Re: An early draft of a speech API from Olli Pettay on 2011-03-14 (public-xg-htmlspeech@w3.org from March 2011)

From: Olli Pettay <Olli.Pettay@helsinki.fi>
Date: Mon, 14 Mar 2011 21:35:58 +0200
To: Robert Brown <Robert.Brown@microsoft.com>
CC: "public-xg-htmlspeech@w3.org" <public-xg-htmlspeech@w3.org>
Message-ID: <4D7E6E1E.6000607@helsinki.fi>
On 03/14/2011 08:43 PM, Robert Brown wrote:
> (I want to separate this feedback from the API design feedback, since
> they feel like different topics).
>
> You already know I disagree with your "v2" notion.  I'll try to
> describe why I feel so strongly about this.  Here are the
> implications I see to a "v1" of everything you've marked as "only in
> v2":
>
> 1.	Each browser manufacturer would have its own proprietary
> interaction with particular speech engines.  I'm predicting this
> would mean: i) Chrome uses Google's cloud service; ii) IE uses
> Microsoft's on-device and cloud service; iii) Firefox and Opera both
> use. I don't know. whatever's already on the device?... a special
> licensing deal they cut with a speech vendor?
>
> 2.	Many speech innovators who have large and successful customer
> bases will be left out in the cold.  Nuance (for example) has a
> thriving business and great brand based on the fact that they have
> world-class technology that their customers buy because it suits
> their application needs better than any other vendor's.  But in the
> scheme proposed here, Nuance is excluded from developing HTML apps,
> and so are their customers.  This damages a lot of users, not to
> mention excludes a lot of world class speech innovation from the web.
> How does Nuance get back into this game?  Build their own browser?
> Sign deals with all the major browser manufacturers?  Whatever the
> answer, it's not good.  Replace the word "Nuance" with any other
> speech vendor, some of whom are also participating in the XG, and
> it's the same story.  If that's not sad enough, imagine a research
> institution or startup.  What are they supposed to do?
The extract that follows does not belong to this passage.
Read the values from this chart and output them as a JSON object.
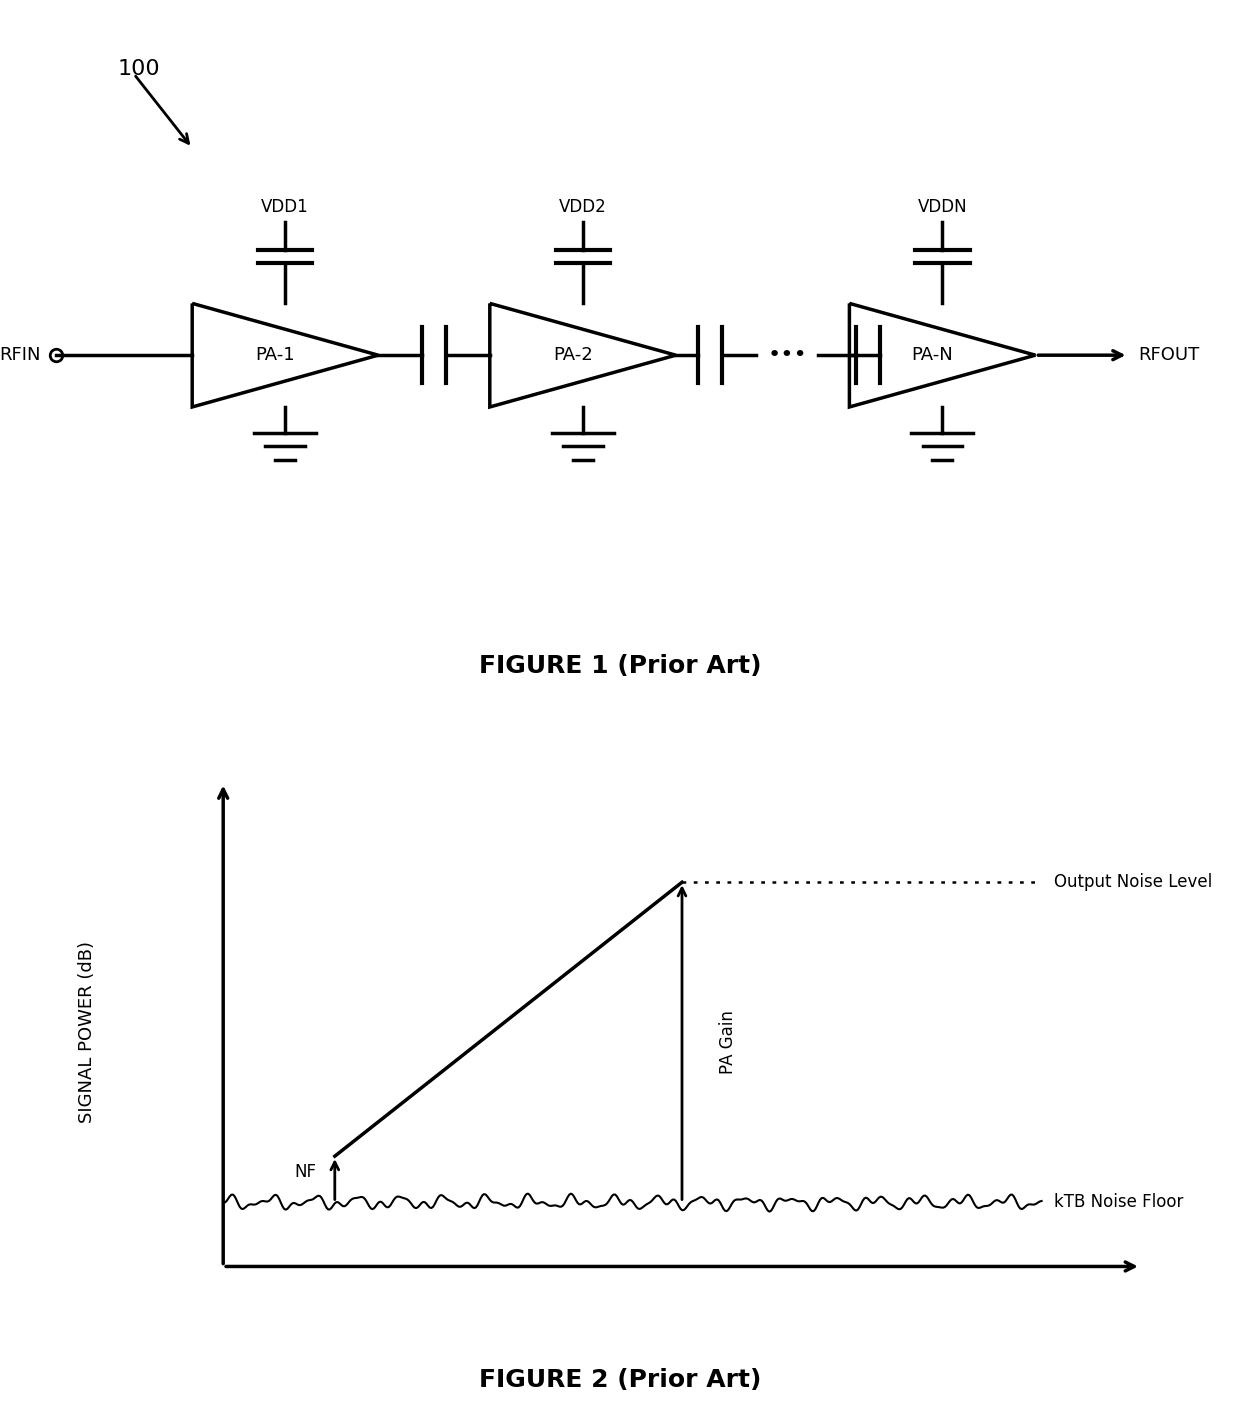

How is co-operating with a browser vendor a bad thing?
IBM used to provide speech engines for Opera.

>
> 3.	Take a look at all the popular speech apps on smart phones these
> days.  None of these could be built.  For example: Google&  Microsoft
> have search apps that deliver great results using huge proprietary
> SLMs, too big to download, and with too much secret sauce to want to
> make public.  For example: Siri's virtual assistant (now owned by
> Apple) is very cool, and is powered by Nuance SR using specifically
> modeled SLMs (which I'm pretty sure have enough IP that they don't
> want leaving their secure servers).  There are plenty of other
> examples.  But the point is that none of today's popular mobile
> speech apps can be built with your "v1" feature set.  So what does
> that leave?

This is the reason for v2. As I've said, we could develop v1 and v2
simultaneously, but since v1 would be hopefully simpler, it could
be implemented first (somewhat similarly to XMLHttpRequest v1 and v2).
In this case one reason for v1 API would be to get feedback from
web developers asap.
Also, we need to be able support non-network engines. Otherwise
offline webapps couldn't use any ASR/TTS.
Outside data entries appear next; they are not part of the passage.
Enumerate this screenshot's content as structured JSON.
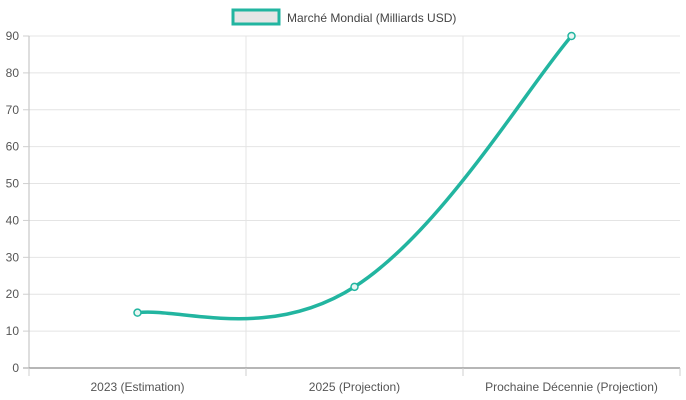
{
  "chart_data": {
    "type": "line",
    "categories": [
      "2023 (Estimation)",
      "2025 (Projection)",
      "Prochaine Décennie (Projection)"
    ],
    "series": [
      {
        "name": "Marché Mondial (Milliards USD)",
        "values": [
          15,
          22,
          90
        ],
        "color": "#22b5a0"
      }
    ],
    "ylim": [
      0,
      90
    ],
    "yticks": [
      0,
      10,
      20,
      30,
      40,
      50,
      60,
      70,
      80,
      90
    ],
    "grid": true,
    "legend_position": "top-center",
    "title": "",
    "xlabel": "",
    "ylabel": ""
  }
}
I could think of speech vendors to implement also the browser side of
the API. That way even v1 could use their engines - maybe just some
basic version. And then with network speech engines (v2) they could sell
the services to web sites which want to use higher quality engines.
If several speech vendors want to provide default engines, they
could design some API which browsers could internally use and then user
or browser could pick up the engine which happens to work best
for them. Default speech engine selection would become close to
selecting default search engine.

And still to clarify - I'm not against network speech engines.
I just want something to be implemented rather soon to get feedback and
experience with the API. And also to give time for the possible
protocol design (although it is possible that the protocol will be just
something on top of XHR or WebSockets).




>
> This just doesn't feel like an "open" standard to me.
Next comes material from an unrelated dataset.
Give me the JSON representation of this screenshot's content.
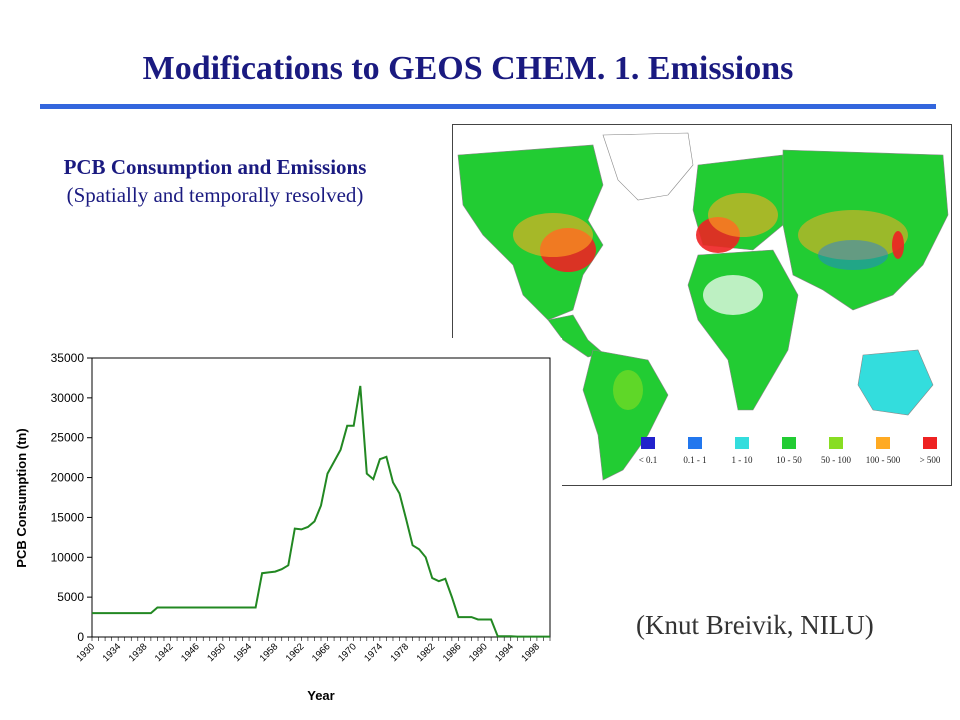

I don't know what is not "open".


-Olli



>
> -----Original Message----- From: public-xg-htmlspeech-request@w3.org
> [mailto:public-xg-htmlspeech-request@w3.org] On Behalf Of Olli
> Pettay Sent: Monday, February 28, 2011 12:38 PM To:
> public-xg-htmlspeech@w3.org Subject: An early draft of a speech API
>
> Hi all,
>
> here is what I had in mind for speech API. The text misses still lots
> of definitions, but I hope it is still somewhat clear how it should
> work. (Getting Firefox 4 done has taken most of my time.)
>
> The main difference to the Google's API is that this isn't based on
> elements, but requests objects.
>
> For TTS we could probably use something close to what Björn just
> proposed.
>
>
>
> -Olli
>
Received on Monday, 14 March 2011 19:36:35 UTC